Sharing –
Humans learned to share early on – out of necessity or empathy. The digital commons is therefore not a technological revolution, but actually a spiritual one, which today is known under the names Open Source and Public Domain Its basic idea is already formulated with astonishing precision in the Gospel of John (John 6:1–13): A child brings five loaves of bread and two fish – and from the gesture of giving arises abundance.
“You give them something to eat” – with this statement by Jesus, a simple act becomes collective. It spreads like wildfire; today we say “it goes viral”.
What happens there is the earliest description of the open source principle: seemingly limited resources are multiplied through cooperation, trust, and community spirit. Not ownership, but participation – Sharing – creates abundance. With the instruction "Gather up the leftover fragments, so that nothing is lost" (John 6:12), a second rule is added: sustainable reuse.

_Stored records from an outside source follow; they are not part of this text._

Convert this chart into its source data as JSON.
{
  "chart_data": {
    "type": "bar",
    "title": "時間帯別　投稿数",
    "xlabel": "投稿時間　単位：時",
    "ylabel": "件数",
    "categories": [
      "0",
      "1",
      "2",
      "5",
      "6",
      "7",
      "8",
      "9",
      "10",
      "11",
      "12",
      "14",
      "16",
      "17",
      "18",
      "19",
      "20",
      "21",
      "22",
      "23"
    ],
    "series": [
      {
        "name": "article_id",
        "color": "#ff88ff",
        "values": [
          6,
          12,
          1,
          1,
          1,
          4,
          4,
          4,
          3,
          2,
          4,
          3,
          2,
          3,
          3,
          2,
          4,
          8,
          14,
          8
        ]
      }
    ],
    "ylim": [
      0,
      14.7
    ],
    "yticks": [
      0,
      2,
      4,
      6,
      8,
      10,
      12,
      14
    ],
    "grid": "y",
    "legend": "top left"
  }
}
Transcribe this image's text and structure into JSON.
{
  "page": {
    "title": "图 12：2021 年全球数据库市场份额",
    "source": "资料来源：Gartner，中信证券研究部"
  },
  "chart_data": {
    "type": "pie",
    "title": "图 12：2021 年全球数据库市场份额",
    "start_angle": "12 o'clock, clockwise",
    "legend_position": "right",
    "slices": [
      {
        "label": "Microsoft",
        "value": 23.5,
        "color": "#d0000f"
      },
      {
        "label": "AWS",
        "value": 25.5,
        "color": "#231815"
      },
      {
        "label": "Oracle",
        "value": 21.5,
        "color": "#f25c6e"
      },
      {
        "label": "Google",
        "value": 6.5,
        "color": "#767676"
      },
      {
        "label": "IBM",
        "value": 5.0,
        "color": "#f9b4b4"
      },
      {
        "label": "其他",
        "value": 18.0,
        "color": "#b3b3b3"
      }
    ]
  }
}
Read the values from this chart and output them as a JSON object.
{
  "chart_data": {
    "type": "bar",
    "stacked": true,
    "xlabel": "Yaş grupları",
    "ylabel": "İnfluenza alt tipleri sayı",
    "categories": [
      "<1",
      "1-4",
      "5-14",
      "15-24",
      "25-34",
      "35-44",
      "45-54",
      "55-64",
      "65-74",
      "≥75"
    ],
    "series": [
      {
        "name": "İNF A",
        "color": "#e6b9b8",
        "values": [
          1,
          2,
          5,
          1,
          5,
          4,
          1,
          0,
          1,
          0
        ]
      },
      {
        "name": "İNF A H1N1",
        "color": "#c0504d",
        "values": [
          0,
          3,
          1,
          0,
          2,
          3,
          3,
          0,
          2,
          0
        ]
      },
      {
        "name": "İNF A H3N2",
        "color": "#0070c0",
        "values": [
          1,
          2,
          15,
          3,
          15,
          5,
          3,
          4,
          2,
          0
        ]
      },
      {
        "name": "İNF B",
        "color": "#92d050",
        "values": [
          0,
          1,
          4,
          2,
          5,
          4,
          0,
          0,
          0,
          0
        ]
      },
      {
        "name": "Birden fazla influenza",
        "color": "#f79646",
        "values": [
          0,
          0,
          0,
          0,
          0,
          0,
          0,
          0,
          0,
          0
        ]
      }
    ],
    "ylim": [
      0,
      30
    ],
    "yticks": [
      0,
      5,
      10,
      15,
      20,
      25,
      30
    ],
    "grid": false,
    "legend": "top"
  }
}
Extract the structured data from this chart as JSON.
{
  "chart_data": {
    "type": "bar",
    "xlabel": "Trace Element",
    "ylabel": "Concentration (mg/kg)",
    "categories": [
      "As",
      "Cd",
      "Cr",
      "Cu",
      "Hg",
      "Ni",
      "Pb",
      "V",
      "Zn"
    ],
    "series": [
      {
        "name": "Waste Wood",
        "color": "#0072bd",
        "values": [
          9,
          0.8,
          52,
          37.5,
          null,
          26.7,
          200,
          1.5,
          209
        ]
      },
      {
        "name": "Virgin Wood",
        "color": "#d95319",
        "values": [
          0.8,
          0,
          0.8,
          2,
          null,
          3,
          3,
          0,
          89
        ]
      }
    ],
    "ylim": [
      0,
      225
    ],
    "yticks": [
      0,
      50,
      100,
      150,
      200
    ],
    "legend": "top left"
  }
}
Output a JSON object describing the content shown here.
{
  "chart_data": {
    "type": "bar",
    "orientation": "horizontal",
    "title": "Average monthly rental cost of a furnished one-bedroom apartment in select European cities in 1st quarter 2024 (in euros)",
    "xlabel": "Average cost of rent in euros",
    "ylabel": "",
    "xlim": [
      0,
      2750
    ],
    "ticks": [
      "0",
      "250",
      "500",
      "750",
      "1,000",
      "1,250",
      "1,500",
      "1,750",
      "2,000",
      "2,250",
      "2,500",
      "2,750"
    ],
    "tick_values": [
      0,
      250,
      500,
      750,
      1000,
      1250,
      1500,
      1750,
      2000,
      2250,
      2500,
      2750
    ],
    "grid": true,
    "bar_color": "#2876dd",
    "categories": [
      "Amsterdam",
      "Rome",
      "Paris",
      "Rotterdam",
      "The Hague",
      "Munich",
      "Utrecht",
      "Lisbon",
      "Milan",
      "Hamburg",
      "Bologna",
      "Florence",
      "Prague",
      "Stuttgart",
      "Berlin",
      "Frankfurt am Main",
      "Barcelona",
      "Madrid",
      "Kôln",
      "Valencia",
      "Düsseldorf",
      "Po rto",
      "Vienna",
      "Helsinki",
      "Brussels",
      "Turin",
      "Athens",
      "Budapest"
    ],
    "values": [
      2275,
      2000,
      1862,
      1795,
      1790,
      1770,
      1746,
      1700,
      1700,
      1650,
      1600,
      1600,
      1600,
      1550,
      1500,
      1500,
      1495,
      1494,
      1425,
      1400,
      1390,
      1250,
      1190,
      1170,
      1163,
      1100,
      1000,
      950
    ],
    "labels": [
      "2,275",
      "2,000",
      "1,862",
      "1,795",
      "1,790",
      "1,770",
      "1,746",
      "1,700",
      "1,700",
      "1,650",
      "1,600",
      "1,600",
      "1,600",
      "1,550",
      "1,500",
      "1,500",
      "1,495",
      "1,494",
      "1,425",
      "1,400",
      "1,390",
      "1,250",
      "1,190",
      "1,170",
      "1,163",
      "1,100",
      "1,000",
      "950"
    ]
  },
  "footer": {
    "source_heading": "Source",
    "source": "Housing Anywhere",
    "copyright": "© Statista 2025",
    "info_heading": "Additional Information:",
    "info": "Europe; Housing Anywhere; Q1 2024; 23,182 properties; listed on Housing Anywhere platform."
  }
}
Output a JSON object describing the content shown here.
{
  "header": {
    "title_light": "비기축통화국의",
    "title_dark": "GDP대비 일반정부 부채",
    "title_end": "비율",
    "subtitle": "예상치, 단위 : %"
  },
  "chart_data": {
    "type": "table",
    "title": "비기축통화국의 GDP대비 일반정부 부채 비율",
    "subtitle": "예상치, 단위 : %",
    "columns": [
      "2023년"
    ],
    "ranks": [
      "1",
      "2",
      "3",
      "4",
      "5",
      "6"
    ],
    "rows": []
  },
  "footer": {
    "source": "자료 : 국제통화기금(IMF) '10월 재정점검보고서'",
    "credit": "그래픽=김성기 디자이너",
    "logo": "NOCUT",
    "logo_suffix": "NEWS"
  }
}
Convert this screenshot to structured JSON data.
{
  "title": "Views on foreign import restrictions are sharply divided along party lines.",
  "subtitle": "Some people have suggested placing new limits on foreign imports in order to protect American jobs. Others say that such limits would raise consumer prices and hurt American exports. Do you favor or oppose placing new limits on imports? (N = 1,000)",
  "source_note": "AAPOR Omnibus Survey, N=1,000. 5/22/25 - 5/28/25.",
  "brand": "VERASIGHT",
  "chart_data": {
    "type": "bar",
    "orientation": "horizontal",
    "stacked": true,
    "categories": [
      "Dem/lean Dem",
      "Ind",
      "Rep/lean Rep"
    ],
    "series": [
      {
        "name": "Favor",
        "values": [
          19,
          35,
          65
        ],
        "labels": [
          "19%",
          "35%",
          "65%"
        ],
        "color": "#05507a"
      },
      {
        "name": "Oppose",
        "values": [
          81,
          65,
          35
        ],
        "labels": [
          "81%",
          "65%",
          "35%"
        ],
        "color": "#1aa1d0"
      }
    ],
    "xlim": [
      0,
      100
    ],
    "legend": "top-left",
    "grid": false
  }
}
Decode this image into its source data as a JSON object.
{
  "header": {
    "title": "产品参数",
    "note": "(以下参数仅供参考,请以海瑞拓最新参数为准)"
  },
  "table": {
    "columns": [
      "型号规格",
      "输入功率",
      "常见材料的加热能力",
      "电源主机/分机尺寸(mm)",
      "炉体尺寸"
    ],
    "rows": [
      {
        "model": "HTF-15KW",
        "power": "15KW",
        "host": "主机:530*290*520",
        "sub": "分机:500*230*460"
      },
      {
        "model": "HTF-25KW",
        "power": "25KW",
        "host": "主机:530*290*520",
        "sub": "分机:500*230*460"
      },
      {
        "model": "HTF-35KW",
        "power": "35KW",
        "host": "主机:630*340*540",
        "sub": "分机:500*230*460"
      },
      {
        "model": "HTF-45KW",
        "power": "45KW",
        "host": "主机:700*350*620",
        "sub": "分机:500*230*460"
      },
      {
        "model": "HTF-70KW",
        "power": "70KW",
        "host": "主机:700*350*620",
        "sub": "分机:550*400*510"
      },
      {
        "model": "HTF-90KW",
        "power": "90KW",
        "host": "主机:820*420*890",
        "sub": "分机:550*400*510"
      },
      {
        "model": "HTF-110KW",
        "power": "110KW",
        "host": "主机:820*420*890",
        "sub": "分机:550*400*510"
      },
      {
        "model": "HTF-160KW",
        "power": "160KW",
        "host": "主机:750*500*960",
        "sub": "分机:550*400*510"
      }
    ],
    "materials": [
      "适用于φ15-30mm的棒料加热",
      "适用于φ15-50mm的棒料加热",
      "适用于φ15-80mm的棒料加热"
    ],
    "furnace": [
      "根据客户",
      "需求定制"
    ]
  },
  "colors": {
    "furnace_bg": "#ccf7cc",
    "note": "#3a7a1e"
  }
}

Translating these patterns into the present reveals a continuity spanning millennia. The digital tools on which our everyday private and professional information is based—Linux, Firefox, WordPress, Wikipedia, OpenStreetMap, Let's Encrypt, the Khan Academy—are based on one and the same ethos: the voluntary sharing of knowledge and code, the disclosure of structures, and the collective cultivation of a common good.
This openness is not a moral gesture, but a form of cultural or social intelligence without which humanity will not survive. It transforms scarcity into abundance because it understands information as a non-consumable resource. Those who share lose nothing—they gain in reach, truthfulness, and acceptance.
With the advent of so-called "artificial intelligence," a new dimension seems to be opening up for this principle. I find the term "algorithmic intelligence" more fitting: Open language models, freely available datasets, and collaborative learning platforms are helping to make education, creativity, and social and technical knowledge more accessible worldwide. The global education revolution is unstoppable. The gap between experts and learners, between those who know and those who are searching, is beginning to close. Everyone can acquire skills in a short time that were previously unimaginable. Elite, dominant knowledge can no longer be maintained.
Heaven on earth? Not at all.
Spiritual vigilance is essential. The old power structures have long since undermined these new possibilities and realities, attempting to exploit them for their own ends. Thus, we face the same highly dangerous dilemma today as Robert Oppenheimer and his Manhattan Project: between empowerment and abuse, between a seemingly value-free thirst for knowledge and responsibility, between courage and doubt.